New York NY to Portland OR
O'Hare Airport
Distance | (miles) |
---|---|
Day | - |
Total | - |
Speed | (mph) |
Average | - |
Maximum | - |
Expenses | ($ US) |
Lodging | - |
Cash | 200.00 |
Woke up at 5:00 AM. Went to the ATM to replenish the cash. Hopped the M104 bus to 110th and Broadway. Went to the papaya place in my old neighborhood. Managed to buy and eat two egg and cheese with a papaya before the M60 showed up. Got to the airport, again with plenty of time. Checked in and got on the plane without a hitch. Out on to the runway when suddenly the engines power down. On comes the Captain. "We'll be sitting on the ground for awhile. Bad weather in Chicago. They're not OK'ing any planes for takeoff until they clear out the backlog." Awhile turned out to be two hours, which meant missing another connection and having to think about rescheduling. I was able to land a new flight to Portland, but only after an hour of waiting.

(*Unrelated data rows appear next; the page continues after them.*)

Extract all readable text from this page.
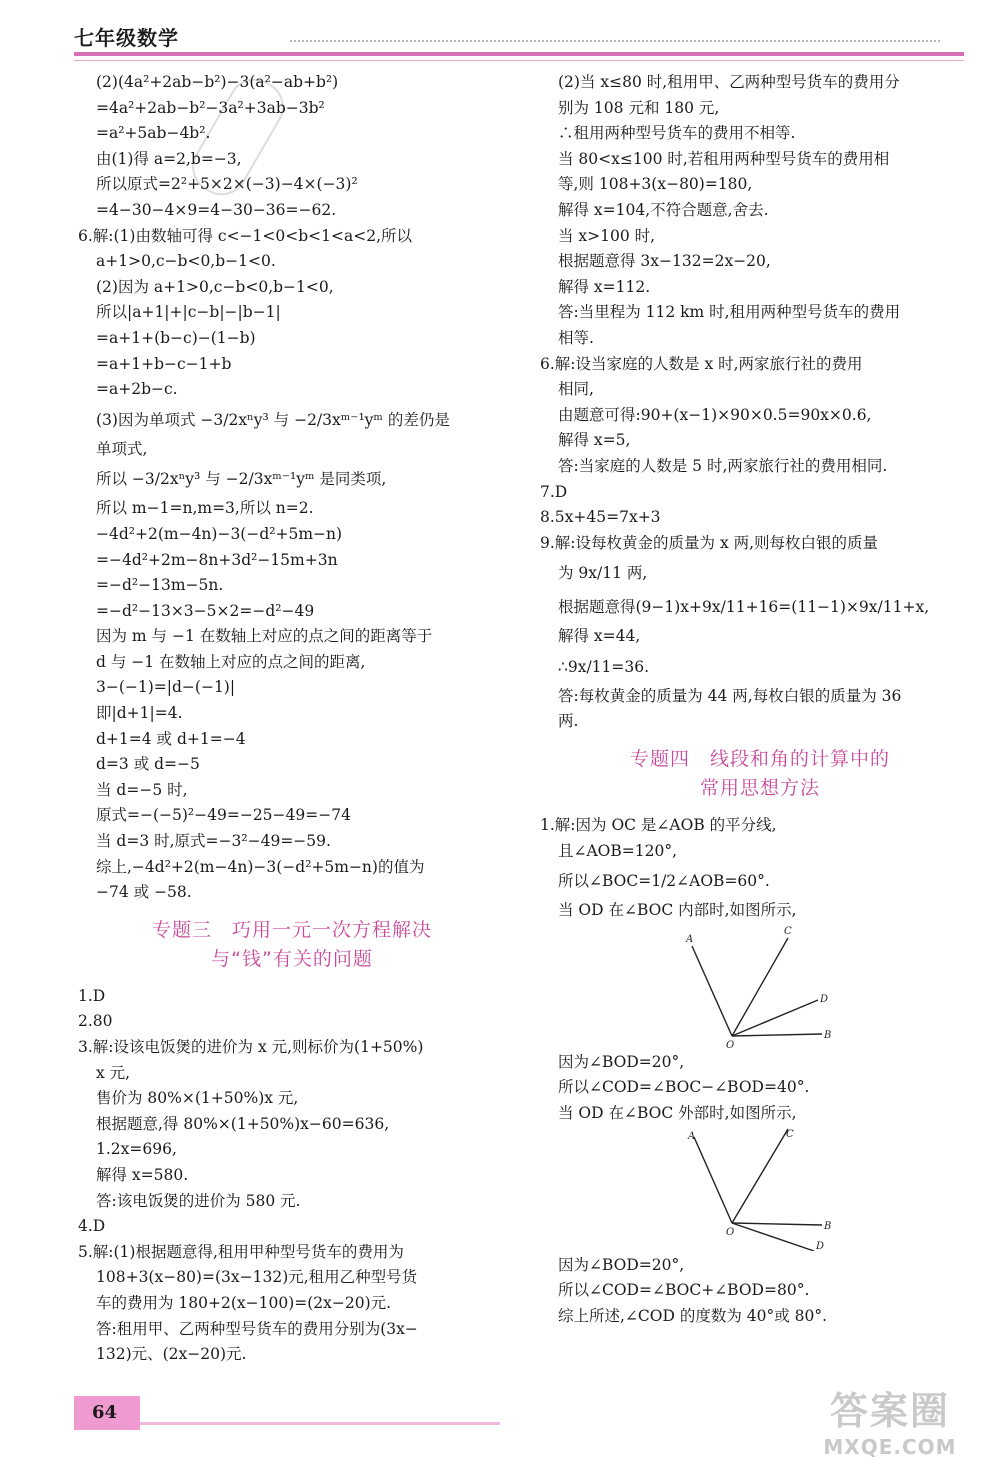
七年级数学
(2)(4a²+2ab−b²)−3(a²−ab+b²)
=4a²+2ab−b²−3a²+3ab−3b²
=a²+5ab−4b².
由(1)得 a=2,b=−3,
所以原式=2²+5×2×(−3)−4×(−3)²
=4−30−4×9=4−30−36=−62.
6.解:(1)由数轴可得 c<−1<0<b<1<a<2,所以
a+1>0,c−b<0,b−1<0.
(2)因为 a+1>0,c−b<0,b−1<0,
所以|a+1|+|c−b|−|b−1|
=a+1+(b−c)−(1−b)
=a+1+b−c−1+b
=a+2b−c.
(3)因为单项式 −3/2xⁿy³ 与 −2/3xᵐ⁻¹yᵐ 的差仍是
单项式,
所以 −3/2xⁿy³ 与 −2/3xᵐ⁻¹yᵐ 是同类项,
所以 m−1=n,m=3,所以 n=2.
−4d²+2(m−4n)−3(−d²+5m−n)
=−4d²+2m−8n+3d²−15m+3n
=−d²−13m−5n.
=−d²−13×3−5×2=−d²−49
因为 m 与 −1 在数轴上对应的点之间的距离等于
d 与 −1 在数轴上对应的点之间的距离,
3−(−1)=|d−(−1)|
即|d+1|=4.
d+1=4 或 d+1=−4
d=3 或 d=−5
当 d=−5 时,
原式=−(−5)²−49=−25−49=−74
当 d=3 时,原式=−3²−49=−59.
综上,−4d²+2(m−4n)−3(−d²+5m−n)的值为
−74 或 −58.
专题三　巧用一元一次方程解决
与“钱”有关的问题
1.D
2.80
3.解:设该电饭煲的进价为 x 元,则标价为(1+50%)
x 元,
售价为 80%×(1+50%)x 元,
根据题意,得 80%×(1+50%)x−60=636,
1.2x=696,
解得 x=580.
答:该电饭煲的进价为 580 元.
4.D
5.解:(1)根据题意得,租用甲种型号货车的费用为
108+3(x−80)=(3x−132)元,租用乙种型号货
车的费用为 180+2(x−100)=(2x−20)元.
答:租用甲、乙两种型号货车的费用分别为(3x−
132)元、(2x−20)元.
(2)当 x≤80 时,租用甲、乙两种型号货车的费用分
别为 108 元和 180 元,
∴租用两种型号货车的费用不相等.
当 80<x≤100 时,若租用两种型号货车的费用相
等,则 108+3(x−80)=180,
解得 x=104,不符合题意,舍去.
当 x>100 时,
根据题意得 3x−132=2x−20,
解得 x=112.
答:当里程为 112 km 时,租用两种型号货车的费用
相等.
6.解:设当家庭的人数是 x 时,两家旅行社的费用
相同,
由题意可得:90+(x−1)×90×0.5=90x×0.6,
解得 x=5,
答:当家庭的人数是 5 时,两家旅行社的费用相同.
7.D
8.5x+45=7x+3
9.解:设每枚黄金的质量为 x 两,则每枚白银的质量
为 9x/11 两,
根据题意得(9−1)x+9x/11+16=(11−1)×9x/11+x,
解得 x=44,
∴9x/11=36.
答:每枚黄金的质量为 44 两,每枚白银的质量为 36
两.
专题四　线段和角的计算中的
常用思想方法
1.解:因为 OC 是∠AOB 的平分线,
且∠AOB=120°,
所以∠BOC=1/2∠AOB=60°.
当 OD 在∠BOC 内部时,如图所示,
A
C
D
O
B
因为∠BOD=20°,
所以∠COD=∠BOC−∠BOD=40°.
当 OD 在∠BOC 外部时,如图所示,
A	C
O
B
D
因为∠BOD=20°,
所以∠COD=∠BOC+∠BOD=80°.
综上所述,∠COD 的度数为 40°或 80°.
64	答案圈
MXQE.COM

Some guy came up to me asking for directions to the CTA (subway). The way he asked lead me to believe he was a con man. Nearly every time I've been to O'Hare I meet guys like this. Right behind him there was a sign saying this way to ground transportation.
Meanwhile back at the gate, more bad news. The flight would be late by an hour. Could this get any worse? I need a bite to eat. There's a Gino's East pan pizza place behind a sign. "Low prices have landed. Now lower food prices at O'Hare Airport." Personal pan pizza with pepperoni: $4.25. It tastes like crap. If the Superior Street restaurant serves pizza like this then Gino's has really lost it.
So the third late plane of the trip shows up. Not enough time to service it so it's a mess inside. Crumbs on the seat and some moist wad of crud wrapped in newspaper stuffed in the seat pocket. The Captain comes on the PA "Normally we'd charge you $5 to watch our bad in-flight movie, but since we're running a little late you get to see it for free." Of course that's not exactly what he said, but that's what he meant. The Man in the Iron Mask. Not bad for a plane. The meal was very bad though, even for a plane. Afterwards, the guy across the aisle spills a Diet Coke on me getting up to go to the bathroom. The final indignity came when the passenger behind me opened to overhead door and a blanket fell on my head.
Twenty hours and ten out of twelve magazines later I reach Portland. You can never bring too much reading material on a plane trip. Once I finished the second half of a book while trapped on the taxiway. Phil and Rod are there. I made it. The both of them are pretty much as I remember them, but without the Peace Corps facial hairs.
Phil and Sharon's apartment is a kid-induced disaster area with toys everywhere. Rod brought his oldest boy Steven with him. Unpacked and configured the laptop Jessi sent. It's heavier than I thought it would be. Struggled to get the thing to connect to the Columbia UNIX system. Couldn't get it to work until we read the directions.